Satria mengungkapkan bahwa “Tarifnya ialah berkisar antara Rp 300 ribu sampai Rp 800 ribu untuk sekali kencan dan pembagiannya untuk mucikari mendapat jatah 50 ribu dari setiap transaksi yang dilakukan.

“ Para PSK juga merupakan warga lokal. Terdata lima dari total tujuh PSK adalah gadis berusia 15 hingga 17 tahun dan rata-rata mereka sudah tidak mengenyam pendidikan di bangku sekolah,” ungkap Satria sambal memperlihatkan foto-foto para PSK tersebut.

Berdasarkan interogasi dan pemeriksaan pihak kepolisian, dalam melakoni bisnis haramnya tersebut, UM sengaja menyediakan sebuah kamar di rumahnya sebagai tempat karaoke dan pesta minuman keras hingga ditemukan ada satu bilik yang berjarak kira-kira 50 meter di belakang rumah yang disulap menjadi “bilik esek-esek”

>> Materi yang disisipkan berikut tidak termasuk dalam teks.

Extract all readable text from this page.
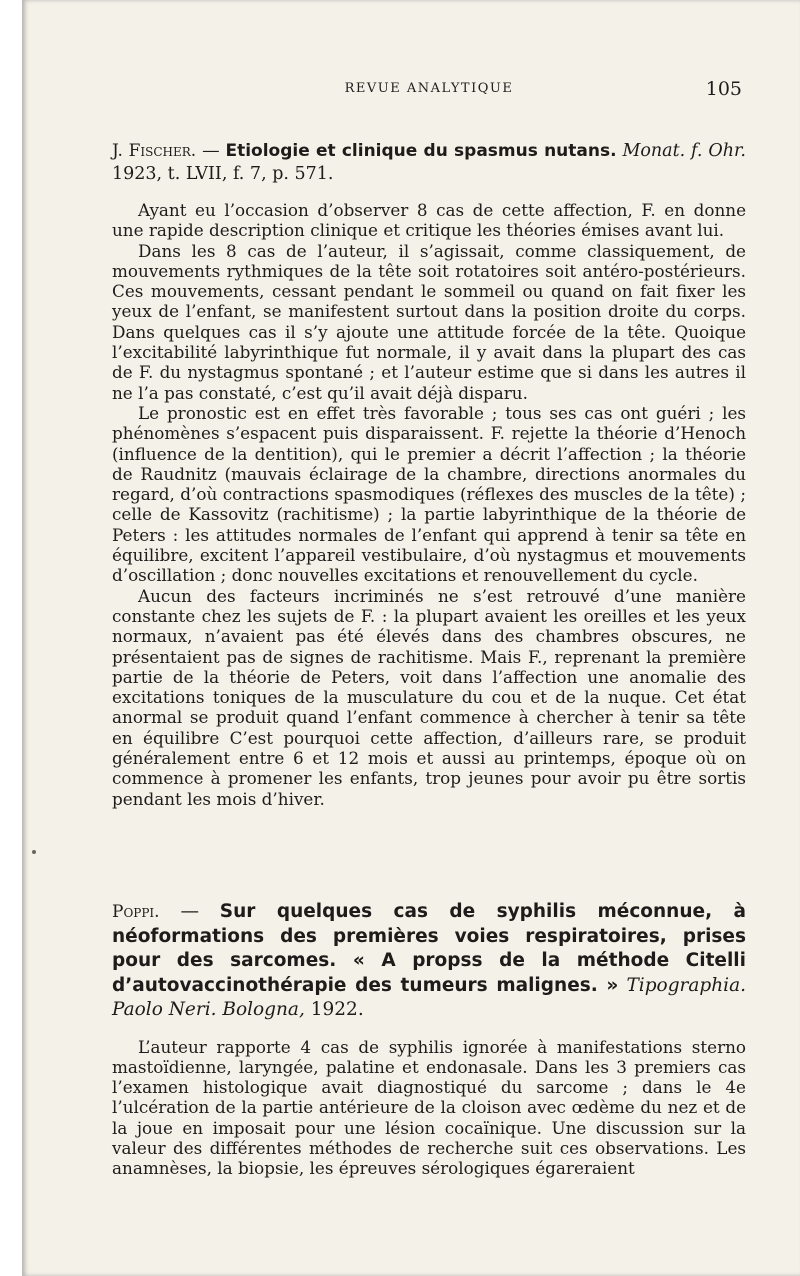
REVUE ANALYTIQUE	105

J. Fischer. — Etiologie et clinique du spasmus nutans. Monat. f. Ohr. 1923, t. LVII, f. 7, p. 571.

Ayant eu l’occasion d’observer 8 cas de cette affection, F. en donne une rapide description clinique et critique les théories émises avant lui.

Dans les 8 cas de l’auteur, il s’agissait, comme classiquement, de mouvements rythmiques de la tête soit rotatoires soit antéro-postérieurs. Ces mouvements, cessant pendant le sommeil ou quand on fait fixer les yeux de l’enfant, se manifestent surtout dans la position droite du corps. Dans quelques cas il s’y ajoute une attitude forcée de la tête. Quoique l’excitabilité labyrinthique fut normale, il y avait dans la plupart des cas de F. du nystagmus spontané ; et l’auteur estime que si dans les autres il ne l’a pas constaté, c’est qu’il avait déjà disparu.

Le pronostic est en effet très favorable ; tous ses cas ont guéri ; les phénomènes s’espacent puis disparaissent. F. rejette la théorie d’Henoch (influence de la dentition), qui le premier a décrit l’affection ; la théorie de Raudnitz (mauvais éclairage de la chambre, directions anormales du regard, d’où contractions spasmodiques (réflexes des muscles de la tête) ; celle de Kassovitz (rachitisme) ; la partie labyrinthique de la théorie de Peters : les attitudes normales de l’enfant qui apprend à tenir sa tête en équilibre, excitent l’appareil vestibulaire, d’où nystagmus et mouvements d’oscillation ; donc nouvelles excitations et renouvellement du cycle.

Aucun des facteurs incriminés ne s’est retrouvé d’une manière constante chez les sujets de F. : la plupart avaient les oreilles et les yeux normaux, n’avaient pas été élevés dans des chambres obscures, ne présentaient pas de signes de rachitisme. Mais F., reprenant la première partie de la théorie de Peters, voit dans l’affection une anomalie des excitations toniques de la musculature du cou et de la nuque. Cet état anormal se produit quand l’enfant commence à chercher à tenir sa tête en équilibre C’est pourquoi cette affection, d’ailleurs rare, se produit généralement entre 6 et 12 mois et aussi au printemps, époque où on commence à promener les enfants, trop jeunes pour avoir pu être sortis pendant les mois d’hiver.

Poppi. — Sur quelques cas de syphilis méconnue, à néoformations des premières voies respiratoires, prises pour des sarcomes. « A propss de la méthode Citelli d’autovaccinothérapie des tumeurs malignes. » Tipographia. Paolo Neri. Bologna, 1922.

L’auteur rapporte 4 cas de syphilis ignorée à manifestations sterno mastoïdienne, laryngée, palatine et endonasale. Dans les 3 premiers cas l’examen histologique avait diagnostiqué du sarcome ; dans le 4e l’ulcération de la partie antérieure de la cloison avec œdème du nez et de la joue en imposait pour une lésion cocaïnique. Une discussion sur la valeur des différentes méthodes de recherche suit ces observations. Les anamnèses, la biopsie, les épreuves sérologiques égareraient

Dalam temuan kepolisian di lokasi, polisi menyita 3 buah ponsel milik UM yang digunakan guna mengatur transaksi serta mengkoneksikan PSK dengan para pelanggan.

Untuk mempertanggungjawabkan perbuatannya, UM dijerat pasal berlapis yaitu pasal 88 Jo PASAL 761 Undang-Undang Nomor 23 tahun 2002 tentang perlindungan anak, subsider pasal 296 KUHP lebih, subsider pasal 506 KUHP jo pasal 64 ayat 1 KUHP, dengan ancaman hukuman penjara maksimal 10 tahun.


Berdasarkan penelusuran kontributor KamiUpdate.com, kasus prostitusi dibawah umur bukan baru pertama kali terjadi di Gorontalo karena sebelumnya pada 06 September 2018 yang lalu, Polda Gorontalo juga telah berhasil mengungkap paktik prostitusi yang berkedok spa, salon dan tempat karaoke saat melaksanakan operasi patrol penyakit masyarakat (PEKAT) di Gorontalo.